= Mathias Sigwardt Greve =

Norwegian physician (1832–1912)

Mathias Sigwardt Greve (17 September 1832 – 27 December 1912) was a Norwegian physician, best known as the director of Rikshospitalet from 1883 to 1911.

==Personal life==
He was born in Bergen as a son of curate Arent Wittendorph Greve and Ulrike Eleonore Sigwardt. He was a great-grandson of goldsmith Arent Greve and a grandson of bishop Mathias Sigwardt. In May 1858 in Bergen he married Blanca Olivia Juell (1836–1918). They had two notable children, architect Adolf Bredo Stabell Greve and weaver Ulrikke Eleonore Sigwardt Greve. His daughter Astrid married literary historian Christen Collin.

==Career==
He enrolled as a student in 1852 and graduated with the cand.med. degree in 1857. He worked as a physician in Kinn from 1857 to April 1858, in May 1858 he was hired at Nordre Trondhjems Amt Hospital in Namdalen. From 1863 to 1864 he studied in Edinburgh, and he later studied in Copenhagen (1864), Germany (1869) and Stockholm (1879). He worked as a physician in Kongsvinger from 1864 to 1865, Vang until 1868 and in Hamar until 1882. From October 1883 to the summer of 1911, he was the director of Rikshospitalet.

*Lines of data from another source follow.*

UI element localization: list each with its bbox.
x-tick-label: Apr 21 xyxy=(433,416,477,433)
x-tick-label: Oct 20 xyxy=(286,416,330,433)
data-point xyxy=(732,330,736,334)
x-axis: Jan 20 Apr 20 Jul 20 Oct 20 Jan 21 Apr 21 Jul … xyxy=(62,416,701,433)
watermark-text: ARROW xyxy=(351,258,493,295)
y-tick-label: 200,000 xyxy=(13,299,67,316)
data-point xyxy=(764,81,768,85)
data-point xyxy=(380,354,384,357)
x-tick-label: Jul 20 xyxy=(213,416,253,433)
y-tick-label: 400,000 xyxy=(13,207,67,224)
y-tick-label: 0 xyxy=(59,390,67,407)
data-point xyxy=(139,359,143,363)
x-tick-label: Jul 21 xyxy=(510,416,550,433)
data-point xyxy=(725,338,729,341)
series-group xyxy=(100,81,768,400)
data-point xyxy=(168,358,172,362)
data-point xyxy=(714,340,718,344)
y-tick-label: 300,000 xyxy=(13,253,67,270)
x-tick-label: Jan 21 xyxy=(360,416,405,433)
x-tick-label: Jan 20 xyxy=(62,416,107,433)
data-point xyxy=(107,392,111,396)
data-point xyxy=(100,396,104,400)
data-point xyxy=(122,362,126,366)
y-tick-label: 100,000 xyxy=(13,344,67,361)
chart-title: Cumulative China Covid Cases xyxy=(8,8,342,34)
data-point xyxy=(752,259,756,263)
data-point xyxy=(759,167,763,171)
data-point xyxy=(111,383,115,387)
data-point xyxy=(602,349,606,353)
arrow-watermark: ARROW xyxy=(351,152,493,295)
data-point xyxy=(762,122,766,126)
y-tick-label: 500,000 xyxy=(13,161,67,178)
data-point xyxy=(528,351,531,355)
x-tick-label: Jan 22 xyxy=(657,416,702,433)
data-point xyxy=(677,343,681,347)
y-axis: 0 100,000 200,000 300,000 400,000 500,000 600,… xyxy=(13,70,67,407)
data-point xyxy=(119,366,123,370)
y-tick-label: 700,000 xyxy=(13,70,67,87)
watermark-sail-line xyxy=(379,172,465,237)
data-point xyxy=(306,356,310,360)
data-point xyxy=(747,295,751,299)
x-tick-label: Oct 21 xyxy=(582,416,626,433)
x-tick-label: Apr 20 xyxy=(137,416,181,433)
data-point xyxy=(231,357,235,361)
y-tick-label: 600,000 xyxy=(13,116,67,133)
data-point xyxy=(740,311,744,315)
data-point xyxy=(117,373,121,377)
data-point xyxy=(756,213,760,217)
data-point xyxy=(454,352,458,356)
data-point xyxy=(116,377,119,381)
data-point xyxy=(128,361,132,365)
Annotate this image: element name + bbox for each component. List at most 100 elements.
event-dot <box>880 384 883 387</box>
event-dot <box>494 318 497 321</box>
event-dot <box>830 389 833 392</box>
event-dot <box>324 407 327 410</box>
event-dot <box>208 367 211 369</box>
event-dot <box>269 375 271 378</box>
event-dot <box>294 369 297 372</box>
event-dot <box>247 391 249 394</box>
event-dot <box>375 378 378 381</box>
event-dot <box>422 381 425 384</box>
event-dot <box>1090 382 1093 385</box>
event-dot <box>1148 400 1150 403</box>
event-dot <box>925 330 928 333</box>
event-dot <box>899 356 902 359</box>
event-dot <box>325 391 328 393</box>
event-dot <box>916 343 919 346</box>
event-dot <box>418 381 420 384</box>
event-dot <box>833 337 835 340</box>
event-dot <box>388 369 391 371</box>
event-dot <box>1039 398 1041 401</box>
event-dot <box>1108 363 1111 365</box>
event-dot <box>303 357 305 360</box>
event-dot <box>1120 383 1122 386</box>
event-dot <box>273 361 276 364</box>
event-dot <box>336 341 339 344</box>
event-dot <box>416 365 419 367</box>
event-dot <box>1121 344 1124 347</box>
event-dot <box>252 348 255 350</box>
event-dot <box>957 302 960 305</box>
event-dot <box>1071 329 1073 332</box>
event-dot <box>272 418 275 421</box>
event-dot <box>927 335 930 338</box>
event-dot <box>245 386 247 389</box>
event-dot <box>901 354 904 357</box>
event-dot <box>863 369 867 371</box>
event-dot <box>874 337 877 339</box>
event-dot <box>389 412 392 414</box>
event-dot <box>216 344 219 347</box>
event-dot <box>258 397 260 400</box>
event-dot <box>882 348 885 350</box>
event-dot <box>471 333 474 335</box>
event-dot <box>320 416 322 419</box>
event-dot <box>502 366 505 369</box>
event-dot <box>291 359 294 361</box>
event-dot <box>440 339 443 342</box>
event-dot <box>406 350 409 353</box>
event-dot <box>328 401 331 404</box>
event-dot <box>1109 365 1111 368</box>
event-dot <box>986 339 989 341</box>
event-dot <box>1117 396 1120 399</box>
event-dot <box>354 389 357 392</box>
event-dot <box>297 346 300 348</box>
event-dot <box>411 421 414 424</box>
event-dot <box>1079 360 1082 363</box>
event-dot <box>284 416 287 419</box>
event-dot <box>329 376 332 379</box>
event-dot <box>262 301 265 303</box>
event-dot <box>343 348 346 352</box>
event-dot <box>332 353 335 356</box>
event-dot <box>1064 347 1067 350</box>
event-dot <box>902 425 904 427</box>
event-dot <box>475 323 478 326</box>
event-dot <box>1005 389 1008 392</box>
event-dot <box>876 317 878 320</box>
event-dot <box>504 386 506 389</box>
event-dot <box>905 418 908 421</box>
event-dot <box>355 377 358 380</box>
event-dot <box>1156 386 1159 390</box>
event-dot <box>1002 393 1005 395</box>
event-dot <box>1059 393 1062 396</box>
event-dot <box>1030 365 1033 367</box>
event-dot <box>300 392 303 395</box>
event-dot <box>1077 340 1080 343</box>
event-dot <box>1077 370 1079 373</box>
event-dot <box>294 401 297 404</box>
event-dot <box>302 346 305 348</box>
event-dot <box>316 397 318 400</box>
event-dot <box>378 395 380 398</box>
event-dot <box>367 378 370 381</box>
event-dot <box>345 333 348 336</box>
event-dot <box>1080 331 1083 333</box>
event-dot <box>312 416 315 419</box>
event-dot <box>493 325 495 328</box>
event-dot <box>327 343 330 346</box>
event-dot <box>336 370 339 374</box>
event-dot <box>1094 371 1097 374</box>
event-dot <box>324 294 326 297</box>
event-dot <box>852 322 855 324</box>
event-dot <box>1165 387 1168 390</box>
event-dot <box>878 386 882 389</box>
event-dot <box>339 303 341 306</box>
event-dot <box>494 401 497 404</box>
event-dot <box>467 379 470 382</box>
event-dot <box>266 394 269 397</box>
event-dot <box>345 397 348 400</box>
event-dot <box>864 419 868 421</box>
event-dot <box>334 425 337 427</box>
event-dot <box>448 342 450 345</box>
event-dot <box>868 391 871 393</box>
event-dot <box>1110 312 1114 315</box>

Greve released many articles and books, both academic and popular. Important releases in the latter category include Lægebok for norske hjem (1904). He edited the magazine Sundhetsbladet from 1891 to 1894 and 1895 to 1896, and co-edited Sundhetstidende in its sole volume in 1897. In Hamar he was behind the foundation of a handicraft school in 1875. He founded the sanatorium in Gausdal in 1878, was its manager until 1883 and chaired the association Den norske kurstedforening. When living in Kristiania he spoke out against the prostitution there, and was also deputy chairman of Kristiania sedelighetsforening and board member of De norske sedelighetsforeninger. He died in December 1912 in Kristiania.